Solche staatsmännische Weisheit ist auch in Österreich dringend notwendig. Die Pressionsversuche der Freiheitlichen gegen die Justiz sind schlicht unakzeptabel. Das heißt nun gewiß nicht, daß der Justizapparat nicht kritisiert werden dürfte. Ganz im Gegenteil, gerade seine Bedeutung macht ganz scharfe Beobachtung notwendig. Aber der ständige Ruf nach Abberufung von Justizorganen ist einfach eine absurde Verkennung der dringend notwendigen Gewaltenteilung. Daß aber ausgerechnet die Grünen jetzt so lautstark protestieren, ist grotesk. Hat sich doch erst vor wenigen Wochen ihre stellvertretende Klubchefin Madeleine Petrovic an die Spitze einer Demonstration gestellt, die sogar direkt vor dem Gericht Druck auf ein Verfahren geübt und den Staatsanwälten vorgeworfen hat, "einzig auf der Basis von Rassismus" anzuklagen. Die Anklage war für Petrovic ein "Käsewisch".

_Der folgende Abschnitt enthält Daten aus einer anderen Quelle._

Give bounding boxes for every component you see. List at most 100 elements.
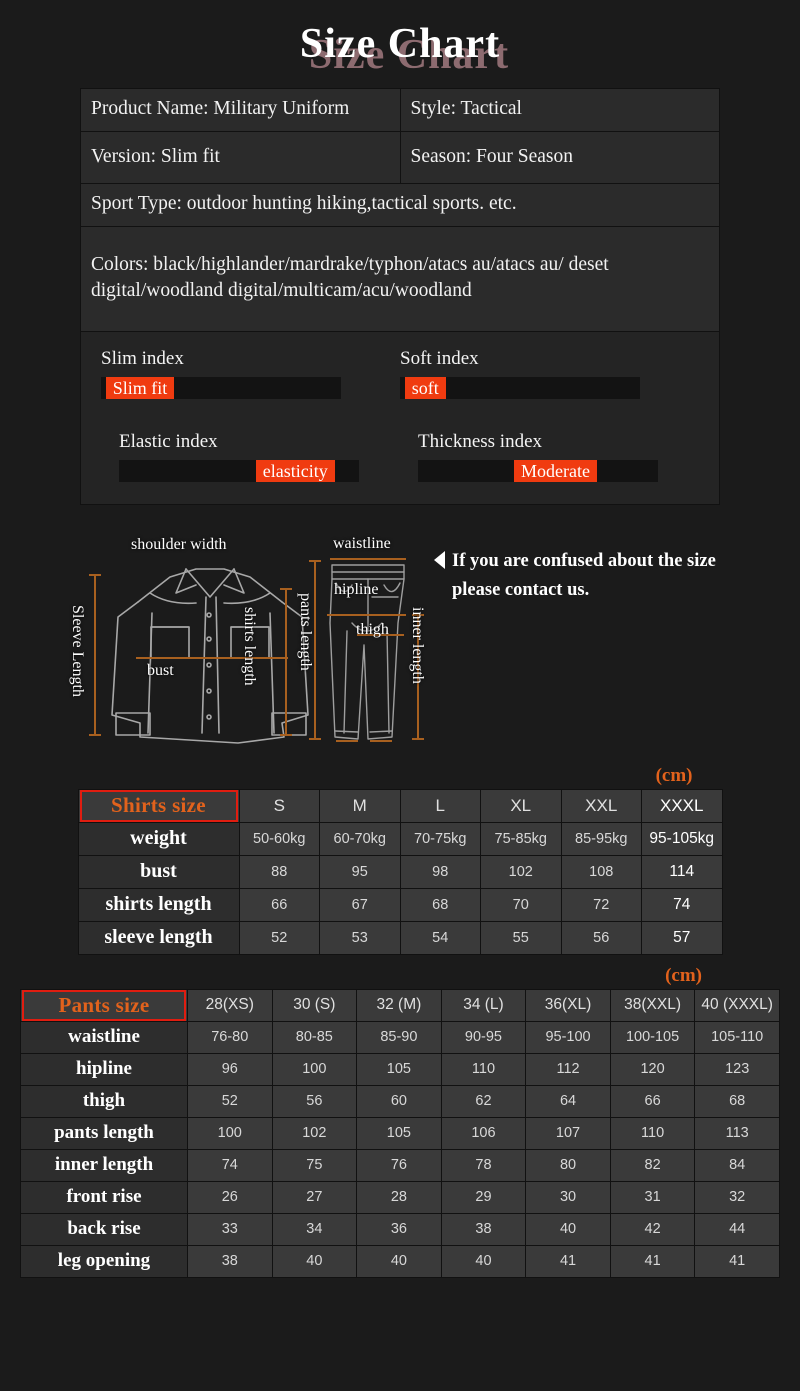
label-shoulder-width: shoulder width [131,535,227,553]
contact-message: If you are confused about the size pleas… [452,547,792,604]
table-row: leg opening 38 40 40 40 41 41 41 [20,1244,780,1278]
cell-3-4: 56 [560,920,642,955]
cell-1-4: 108 [560,854,642,889]
thickness-index-label: Thickness index [418,430,543,452]
row-label-0: weight [77,821,240,856]
info-style: Style: Tactical [399,87,720,133]
cell-3-2: 105 [356,1116,442,1150]
label-bust: bust [147,661,174,679]
cell-3-1: 102 [271,1116,358,1150]
page-title-container: Size Chart [0,0,800,88]
cell-2-3: 62 [440,1084,527,1118]
table-row: sleeve length 52 53 54 55 56 57 [77,920,723,955]
cell-1-0: 88 [238,854,320,889]
row-label-7: leg opening [20,1244,188,1278]
label-thigh: thigh [356,620,389,638]
table-row: thigh 52 56 60 62 64 66 68 [20,1084,780,1118]
cell-2-1: 67 [319,887,401,922]
index-panel: Slim index Slim fit Soft index soft Elas… [80,331,720,505]
table-row: pants length 100 102 105 106 107 110 113 [20,1116,780,1150]
cell-3-2: 54 [399,920,481,955]
cell-4-6: 84 [694,1148,780,1182]
thickness-index-value: Moderate [514,459,597,482]
cell-0-1: 80-85 [271,1020,358,1054]
cell-4-5: 82 [609,1148,696,1182]
product-info-table: Product Name: Military Uniform Style: Ta… [80,87,720,332]
column-header-5: 38(XXL) [609,988,696,1022]
cell-0-5: 95-105kg [641,821,723,856]
shirts-size-corner-label: Shirts size [79,789,238,822]
cell-2-0: 52 [186,1084,273,1118]
table-row: hipline 96 100 105 110 112 120 123 [20,1052,780,1086]
column-header-6: 40 (XXXL) [694,988,780,1022]
cell-1-5: 114 [641,854,723,889]
cell-2-2: 68 [399,887,481,922]
cell-7-2: 40 [356,1244,442,1278]
slim-index-value: Slim fit [105,376,175,399]
cell-0-4: 95-100 [525,1020,611,1054]
row-label-1: bust [77,854,240,889]
cell-1-5: 120 [609,1052,696,1086]
column-header-1: M [319,788,401,823]
cell-0-1: 60-70kg [319,821,401,856]
pants-unit-label: (cm) [665,964,702,986]
row-label-1: hipline [20,1052,188,1086]
label-waistline: waistline [333,534,391,552]
row-label-3: sleeve length [77,920,240,955]
row-label-5: front rise [20,1180,188,1214]
column-header-2: L [399,788,481,823]
table-row: bust 88 95 98 102 108 114 [77,854,723,889]
table-corner-cell: Shirts size [77,788,240,823]
column-header-5: XXXL [641,788,723,823]
cell-4-4: 80 [525,1148,611,1182]
row-label-3: pants length [20,1116,188,1150]
cell-4-0: 74 [186,1148,273,1182]
shirts-unit-label: (cm) [655,764,693,786]
table-header-row: Pants size 28(XS) 30 (S) 32 (M) 34 (L) 36(XL)… [20,988,780,1022]
cell-5-1: 27 [271,1180,358,1214]
shirt-outline-icon [111,568,309,744]
cell-6-1: 34 [271,1212,358,1246]
row-label-2: thigh [20,1084,188,1118]
info-season: Season: Four Season [399,131,720,184]
cell-0-3: 90-95 [440,1020,527,1054]
cell-0-6: 105-110 [694,1020,780,1054]
elastic-index-bar: elasticity [119,459,359,482]
cell-2-4: 72 [560,887,642,922]
cell-5-2: 28 [356,1180,442,1214]
cell-0-2: 70-75kg [399,821,481,856]
column-header-1: 30 (S) [271,988,358,1022]
cell-7-6: 41 [694,1244,780,1278]
cell-1-0: 96 [186,1052,273,1086]
cell-3-4: 107 [525,1116,611,1150]
row-label-0: waistline [20,1020,188,1054]
measurement-diagram: shoulder width Sleeve Length bust shirts… [0,527,800,757]
page-title: Size Chart [299,21,501,67]
slim-index-bar: Slim fit [101,376,341,399]
info-product-name: Product Name: Military Uniform [80,87,401,133]
cell-7-3: 40 [440,1244,527,1278]
cell-1-2: 105 [356,1052,442,1086]
cell-4-3: 78 [440,1148,527,1182]
shirts-size-table: Shirts size S M L XL XXL XXXL weight 50-60kg 60-7… [77,788,723,955]
column-header-0: S [238,788,320,823]
cell-6-6: 44 [694,1212,780,1246]
table-row: waistline 76-80 80-85 85-90 90-95 95-100 100-1… [20,1020,780,1054]
cell-0-4: 85-95kg [560,821,642,856]
cell-2-5: 66 [609,1084,696,1118]
index-block-thickness: Thickness index Moderate [400,431,699,482]
column-header-4: XXL [560,788,642,823]
cell-1-2: 98 [399,854,481,889]
table-row: weight 50-60kg 60-70kg 70-75kg 75-85kg 85-95k… [77,821,723,856]
column-header-3: 34 (L) [440,988,527,1022]
cell-3-5: 57 [641,920,723,955]
column-header-3: XL [480,788,562,823]
elastic-index-label: Elastic index [119,430,218,452]
contact-line-1: If you are confused about the size [452,550,716,571]
cell-6-4: 40 [525,1212,611,1246]
cell-6-2: 36 [356,1212,442,1246]
info-row-product: Product Name: Military Uniform Style: Ta… [80,87,720,133]
cell-3-0: 100 [186,1116,273,1150]
column-header-0: 28(XS) [186,988,273,1022]
cell-3-6: 113 [694,1116,780,1150]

Bei den Sozialdemokraten liegen die Sünden länger zurück, sind dafür nicht weniger schwer: wilde Attacken gegen die Justiz, als SPÖ-Kanzler und -Minister auf die Anklagebank mußten, der noch wildere Ruf "Juristenputsch", als ein Gericht Otto Habsburg die Einreise erlaubte, und massive Behinderung der Justiz, damit es zu keinem Prozeß wegen der Verbrechen eines SP-Freundes auf der "Lucona" kommt. Aber auch die Justiz selbst sollte mit viel mehr Selbstkritik und Selbstreinigung vorgehen. Was mit einem nicht nur angefeindeten, sondern auch überforderten Minister kaum möglich ist. Und wie energisch gehen die Richter selbst gegen den Skandal vor, daß Vernehmungsprotokolle postwendend in einem der bunten Magazine landen? Wo ist die Gegenoffensive gegen die Demütigungen, die bisweilen Zeugen oder Angeklagten zuteil werden? Wo sind die Konsequenzen aus dem regelmäßig deprimierenden Wahrnehmungsbericht der Anwaltschaft über die Zustände bei Gericht? Warum unternehmen die Richter nicht selbst etwas, um überforderte oder bösartige Kollegen außer Dienst zu bringen? Wofür es in den aktuellen Causen freilich nicht den geringsten Anlaß gibt, um Mißverständnissen vorzubeugen.
Wem wirklich etwas an der Justiz liegt - eigentlich sollte das bei allen Genannten der Fall sein -, der möge zuerst Splitter und Balken aus dem eigenen Auge entfernen.